Some think leaking public sewer systems are a problem; some think that is not a big issue.
“Where do we go from here?” Zipf said. “How can we address these problems? I think what’s critical is the entire watershed be involved – from homeowners to organizations to business leaders to elected officials.”
A February 2008 study by the state Department of Environmental Protection (DEP) found “stormwater discharges and failing (sewerage) infrastructure are the most likely sources” of the polluting micro-organisms. The study recommended improving stormwater flow and correcting leaks in sewerage, along with simple solutions as keeping garbage containers water-tight.
Red Bank, for example, improved its sewerage infrastructure and clamped down on keeping water out of garbage containers, said Bob Schuster, interim director of the DEP Bureau of Marine Water Quality Monitoring.
“It seemed to work very well,” Schuster said.
Now, as the river deteriorates, the problem area seems to be expanding.
“It seems more of a watershed issue,” Schuster said.
As recently as January, the DEP extended its shell-fishing ban another 500 or so acres downstream to the Oceanic Bridge connecting Rumson and Middletown. And COA reported the river unsafe for swimming or paddling after it rains because of the flow of contaminants into the river.
This is a setback from “some of the gains that were made” in prior years, said Tim Dillingham, executive director of the American Littoral Society, a coastal environmental group also based at Sandy Hook.
Over the last 10 years, the DEP has seen a degradation in the river going downstream to the Oceanic Bridge area, Schuster said.
Another concern to degrading the river is silting, Dillingham said.
When it rains, the river’s contamination level elevates, Schuster said.
So, the DEP is to work with COA “to identify source or sources” of the pollution, Schuster said. He said the study hopefully will find the problem by cause and location.
“We’re looking to start (the study) this summer, into the fall, winter or even longer,” Schuster said.
The study will look at multiple rain events generally producing a quarter inch to 1 inch of precipitation, Schuster said. He said the study should produce a “good core of data” by December.
“It’s a mix of pollutants, we think of a variety of sources,” Zipf said. “That’s part of the problem. The first order is to document the fact that it’s there.”
Chad Sumor, 43, who lives in Middletown, says fishing is good on the river.
“It’s been pretty good,” Sumor said. “I see a lot of stripers coming up.”
Sumor said he eats his catch, including crabs.
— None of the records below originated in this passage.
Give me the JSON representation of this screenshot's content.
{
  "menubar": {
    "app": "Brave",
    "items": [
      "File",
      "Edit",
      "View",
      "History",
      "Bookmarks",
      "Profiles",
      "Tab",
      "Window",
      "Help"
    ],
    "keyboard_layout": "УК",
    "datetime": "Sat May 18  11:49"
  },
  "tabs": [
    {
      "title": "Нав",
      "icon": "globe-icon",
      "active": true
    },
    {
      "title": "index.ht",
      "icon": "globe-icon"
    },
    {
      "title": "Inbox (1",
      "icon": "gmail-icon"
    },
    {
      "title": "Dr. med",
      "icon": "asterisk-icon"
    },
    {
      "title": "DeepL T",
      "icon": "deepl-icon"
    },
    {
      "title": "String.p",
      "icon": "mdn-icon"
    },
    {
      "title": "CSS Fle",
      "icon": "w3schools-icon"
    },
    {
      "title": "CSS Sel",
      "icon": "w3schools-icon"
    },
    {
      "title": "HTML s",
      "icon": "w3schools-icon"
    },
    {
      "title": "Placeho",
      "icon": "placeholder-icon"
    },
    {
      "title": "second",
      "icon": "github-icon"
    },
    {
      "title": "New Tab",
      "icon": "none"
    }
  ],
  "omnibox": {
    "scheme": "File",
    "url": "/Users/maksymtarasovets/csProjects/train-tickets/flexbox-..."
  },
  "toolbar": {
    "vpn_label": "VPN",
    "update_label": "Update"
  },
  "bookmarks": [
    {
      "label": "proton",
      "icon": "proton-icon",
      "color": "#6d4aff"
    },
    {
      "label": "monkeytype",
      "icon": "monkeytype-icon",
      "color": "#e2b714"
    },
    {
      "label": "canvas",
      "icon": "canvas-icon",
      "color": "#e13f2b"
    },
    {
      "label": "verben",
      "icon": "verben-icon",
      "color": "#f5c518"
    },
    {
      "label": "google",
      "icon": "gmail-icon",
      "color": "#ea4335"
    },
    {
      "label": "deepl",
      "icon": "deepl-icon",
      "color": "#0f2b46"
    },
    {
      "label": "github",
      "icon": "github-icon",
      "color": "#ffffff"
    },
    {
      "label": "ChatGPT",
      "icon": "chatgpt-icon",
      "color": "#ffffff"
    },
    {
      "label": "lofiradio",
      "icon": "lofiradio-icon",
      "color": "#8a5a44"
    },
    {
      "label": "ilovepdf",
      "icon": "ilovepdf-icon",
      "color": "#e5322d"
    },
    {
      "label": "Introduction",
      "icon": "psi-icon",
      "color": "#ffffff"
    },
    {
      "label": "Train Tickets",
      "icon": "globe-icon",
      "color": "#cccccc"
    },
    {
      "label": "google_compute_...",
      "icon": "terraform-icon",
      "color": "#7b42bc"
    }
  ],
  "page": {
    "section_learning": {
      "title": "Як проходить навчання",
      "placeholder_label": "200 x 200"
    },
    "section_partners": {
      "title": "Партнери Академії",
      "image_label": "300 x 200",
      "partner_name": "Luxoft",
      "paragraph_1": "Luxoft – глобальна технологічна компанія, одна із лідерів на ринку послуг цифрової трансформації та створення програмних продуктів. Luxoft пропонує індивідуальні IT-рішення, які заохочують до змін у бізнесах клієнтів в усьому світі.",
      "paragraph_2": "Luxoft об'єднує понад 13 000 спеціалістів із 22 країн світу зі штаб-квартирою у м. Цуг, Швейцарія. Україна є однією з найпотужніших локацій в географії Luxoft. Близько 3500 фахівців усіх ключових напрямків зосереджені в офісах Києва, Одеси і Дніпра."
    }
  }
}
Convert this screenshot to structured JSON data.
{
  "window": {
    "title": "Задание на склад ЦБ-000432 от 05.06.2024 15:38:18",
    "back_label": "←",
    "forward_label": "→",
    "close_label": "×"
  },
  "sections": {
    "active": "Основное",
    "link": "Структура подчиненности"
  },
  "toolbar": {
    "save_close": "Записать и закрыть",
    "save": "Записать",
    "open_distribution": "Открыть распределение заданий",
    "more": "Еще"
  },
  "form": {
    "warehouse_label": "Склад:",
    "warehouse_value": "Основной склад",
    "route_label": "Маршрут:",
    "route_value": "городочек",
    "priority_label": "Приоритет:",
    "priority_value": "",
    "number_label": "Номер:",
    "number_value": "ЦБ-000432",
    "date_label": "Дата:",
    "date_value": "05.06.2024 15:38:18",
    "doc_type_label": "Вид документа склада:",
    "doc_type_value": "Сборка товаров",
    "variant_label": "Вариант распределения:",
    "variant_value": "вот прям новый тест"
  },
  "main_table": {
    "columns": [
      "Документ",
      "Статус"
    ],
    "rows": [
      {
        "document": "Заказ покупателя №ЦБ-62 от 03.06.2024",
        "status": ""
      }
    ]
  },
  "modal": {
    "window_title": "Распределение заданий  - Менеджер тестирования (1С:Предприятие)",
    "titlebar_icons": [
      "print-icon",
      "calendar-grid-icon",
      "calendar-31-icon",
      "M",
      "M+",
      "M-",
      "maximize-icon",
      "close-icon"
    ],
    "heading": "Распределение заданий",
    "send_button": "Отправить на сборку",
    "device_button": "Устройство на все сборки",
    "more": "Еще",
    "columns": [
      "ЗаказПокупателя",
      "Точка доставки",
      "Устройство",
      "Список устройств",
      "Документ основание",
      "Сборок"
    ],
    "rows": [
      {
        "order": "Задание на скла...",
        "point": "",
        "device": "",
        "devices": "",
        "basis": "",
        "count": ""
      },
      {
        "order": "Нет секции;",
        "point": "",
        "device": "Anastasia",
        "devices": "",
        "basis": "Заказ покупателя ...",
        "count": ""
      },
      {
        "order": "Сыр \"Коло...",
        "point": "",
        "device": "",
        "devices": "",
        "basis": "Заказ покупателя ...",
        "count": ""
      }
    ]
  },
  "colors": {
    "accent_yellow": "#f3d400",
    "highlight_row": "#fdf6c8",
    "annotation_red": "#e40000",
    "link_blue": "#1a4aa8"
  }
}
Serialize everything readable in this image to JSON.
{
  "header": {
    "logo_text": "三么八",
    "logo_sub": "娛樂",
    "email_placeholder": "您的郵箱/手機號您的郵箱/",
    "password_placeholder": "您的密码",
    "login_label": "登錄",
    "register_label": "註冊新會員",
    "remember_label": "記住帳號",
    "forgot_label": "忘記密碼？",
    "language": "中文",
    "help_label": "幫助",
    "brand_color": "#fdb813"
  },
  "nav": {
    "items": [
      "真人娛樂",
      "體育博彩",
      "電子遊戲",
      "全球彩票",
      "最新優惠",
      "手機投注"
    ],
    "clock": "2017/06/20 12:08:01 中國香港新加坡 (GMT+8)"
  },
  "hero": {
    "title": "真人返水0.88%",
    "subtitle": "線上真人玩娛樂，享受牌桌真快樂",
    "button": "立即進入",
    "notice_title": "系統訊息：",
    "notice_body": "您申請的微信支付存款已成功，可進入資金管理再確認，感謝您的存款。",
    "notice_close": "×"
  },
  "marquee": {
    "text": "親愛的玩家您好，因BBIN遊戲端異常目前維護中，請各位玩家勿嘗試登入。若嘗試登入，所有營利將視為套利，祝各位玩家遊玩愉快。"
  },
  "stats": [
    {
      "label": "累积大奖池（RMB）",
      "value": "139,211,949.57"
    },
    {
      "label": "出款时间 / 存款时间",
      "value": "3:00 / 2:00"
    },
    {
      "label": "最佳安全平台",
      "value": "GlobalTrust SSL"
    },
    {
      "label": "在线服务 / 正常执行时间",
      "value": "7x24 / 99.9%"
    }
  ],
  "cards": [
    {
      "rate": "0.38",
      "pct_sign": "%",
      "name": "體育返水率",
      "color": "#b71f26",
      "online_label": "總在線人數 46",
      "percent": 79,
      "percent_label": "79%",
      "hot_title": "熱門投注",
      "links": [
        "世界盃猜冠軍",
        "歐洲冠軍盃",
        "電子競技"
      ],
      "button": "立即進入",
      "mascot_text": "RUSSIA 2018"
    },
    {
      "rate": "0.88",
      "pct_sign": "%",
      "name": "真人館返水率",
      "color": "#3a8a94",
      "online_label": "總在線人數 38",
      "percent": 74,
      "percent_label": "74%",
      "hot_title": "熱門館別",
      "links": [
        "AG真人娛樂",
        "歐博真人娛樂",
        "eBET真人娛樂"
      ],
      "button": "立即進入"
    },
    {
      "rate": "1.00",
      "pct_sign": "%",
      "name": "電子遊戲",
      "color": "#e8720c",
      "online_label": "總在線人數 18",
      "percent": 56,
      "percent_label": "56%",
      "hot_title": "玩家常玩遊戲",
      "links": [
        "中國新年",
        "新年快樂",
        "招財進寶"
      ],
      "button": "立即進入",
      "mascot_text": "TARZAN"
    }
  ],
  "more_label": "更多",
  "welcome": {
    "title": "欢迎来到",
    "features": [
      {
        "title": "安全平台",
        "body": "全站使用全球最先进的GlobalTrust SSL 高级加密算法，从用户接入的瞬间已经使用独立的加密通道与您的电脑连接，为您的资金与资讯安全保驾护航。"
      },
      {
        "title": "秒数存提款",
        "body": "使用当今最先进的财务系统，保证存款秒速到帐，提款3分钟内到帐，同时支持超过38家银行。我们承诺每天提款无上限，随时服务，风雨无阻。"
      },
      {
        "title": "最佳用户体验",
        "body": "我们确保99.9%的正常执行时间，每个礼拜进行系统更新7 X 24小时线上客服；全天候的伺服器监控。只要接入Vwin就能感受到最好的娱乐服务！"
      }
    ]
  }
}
“They taste great,” Sumor said. “Everything’s been fine, so far. (But) I’d be concerned if they find something in the water.”
Sumor said he has noticed things of concern in the river.
“You see a lot of stuff in the water – debris,” Sumor said. “You get that brown water, smell, algae.”
Beside the shell-fishing ban, there are no other restrictions on eating marine life from the river, Schuster said.